Mount Mercy - Page 78

No power meant no elevators so we pounded down four flights of stairs. We crashed into the ER and were greeted by an ear-splitting, discordant wail: every ventilator alarm going off at once. Bartell, Taylor and the nurses were running between patients, using their cell phones as flashlights.

Maggie emerged from the door to the basement, her hands held up in front of her to ward off our questions. “Generator’s dead,” she panted. “Either the fire damaged it or the water from the hoses.”

“Can you fix it?!” demanded Bartell.

“Maybe,” said Maggie, “But it’ll take hours. We need to get another generator. The mining company will have one.”

“How long for someone to drive over there, grab one and get back here?” asked Corrigan.

“In this snow?” Bartell shook his head. “Fifty minutes, an hour?”

“How long will the batteries in the ventilators last?” I asked breathlessly.

“Five minutes, tops,” said Maggie. “Shit!” She sounded close to tears. I grabbed her hand and squeezed. I understood: keeping the hospital systems running was her job and she felt responsible. But no one could have prepared for this.

We all looked around at the patients. We had nine people on ventilators. Jesus, this was unbelievable: this was a US hospital, not some refugee camp, and these people were going to die because we couldn’t give them something as basic as electricity. How did this go so wrong? My eyes fell on Rebecca and my chest went tight. I was the one who’d demanded we keep the ER open. She could have been evacuated to Colorado Springs. She might have made it—

“It’s my fault,” I whispered to myself.

Corrigan’s hand grabbed mine. I looked up at his moonlit face and he pinned me with his gaze, then sternly shook his head. “We need to do CPR,” he said firmly. “Until the new generator arrives.”

“There’s not enough people!” said Bartell.

I looked around desperately. He was right: we’d only had a skeleton staff and then the shooting had injured more people. Maggie couldn’t help: she’d need to go and get the generator and she’d need someone to go with her to help move it. Out of habit, my mind went to Krista. She knew CPR and she was reliable, so that was one patient taken care of—

My stomach lurched. Krista was one of the patients. She’d die along with Rebecca and the others. Even if we could somehow find enough people, the patients were too weak to survive a solid hour of CPR. They needed ventilators. They needed power.

An idea came to me. A crazy, last-ditch idea, the sort of thing Corrigan would do. I grabbed his arm. “Get everyone you can find! Get them doing CPR!” I started to run.

Corrigan grabbed my arm. “Wait! Where are you going?” He pulled me close, his eyes going from me to the darkened hospital. That fierce protective look in his eyes: I don’t want you out there alone.

I gently pried his hand free. “You have to trust me. I have an idea. Send two people to get a generator, but leave Maggie free, I’ll need her!”

Corrigan looked frantically around the ER. Patients. Nurses. A few cops. “Most of these people don’t know CPR!”

“Then teach them!” And I ran to the basement.

49

Dominic

IT WAS TOTAL CHAOS. The ER was pitch-black save for a few cell phones. People were crying out in pain and calling for help, nurses were trying to run between them without running into each other and the frantic, high-pitched alarms of the ventilators made it impossible to think. The nurses were flustered and panicked. Bartell, even with all his years of experience, was sweating. All of them were used to the twenty-first century, where things like this just didn’t happen.

But I wasn’t. I’d worked in field hospitals, out under the stars in remote villages in the Congo, where the generators used to pack up all the time. All that time trying to bury my loss had been good for something. “Alright!” I bellowed.

People stopped and looked up, startled.

“You!” I yelled, pointing at Lloyd. “Do you and the other cops have flashlights in your cars?” He nodded. “Go get them, all of them, and hand them out.
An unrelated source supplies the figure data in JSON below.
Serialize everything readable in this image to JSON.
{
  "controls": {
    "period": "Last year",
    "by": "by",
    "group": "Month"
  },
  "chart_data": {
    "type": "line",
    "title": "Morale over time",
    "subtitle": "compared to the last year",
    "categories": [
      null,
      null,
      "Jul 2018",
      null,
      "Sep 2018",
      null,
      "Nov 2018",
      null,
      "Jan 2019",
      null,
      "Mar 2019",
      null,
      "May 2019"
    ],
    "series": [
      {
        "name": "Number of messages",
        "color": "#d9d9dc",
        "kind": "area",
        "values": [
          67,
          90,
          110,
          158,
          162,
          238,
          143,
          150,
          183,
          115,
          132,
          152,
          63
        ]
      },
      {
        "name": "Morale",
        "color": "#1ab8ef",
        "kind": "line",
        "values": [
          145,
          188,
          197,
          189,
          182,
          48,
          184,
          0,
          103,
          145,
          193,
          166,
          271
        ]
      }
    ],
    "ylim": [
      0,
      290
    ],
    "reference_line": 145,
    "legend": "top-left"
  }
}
Then I want you to drive all the cars up to the doors—”—I pointed—“and shine your headlights in here. Go!”

He ran.

“Everybody else! If you’re a cop, if you’re a patient, if your family visiting, if you can walk then I need you over here!”

They looked at each other uncertainly and then started trickling over, stumbling in the darkness. Eventually, I had two cops, one with an injured leg, a guy in his forties who’d been visiting his mother and a woman who’d just barely struggled out of bed, bandages wrapped around her head. I sent the uninjured cop and the visitor to go and get the generator. The others, I gave a crash course in CPR. Before I’d even finished speaking, the first ventilator failed, its alarm changing to a long, continuous tone that faded away as the batteries ran flat. I rushed forward and started doing chest compressions on the guy. But the other ventilators would start failing any minute. Where the hell is Beckett? What’s she doing?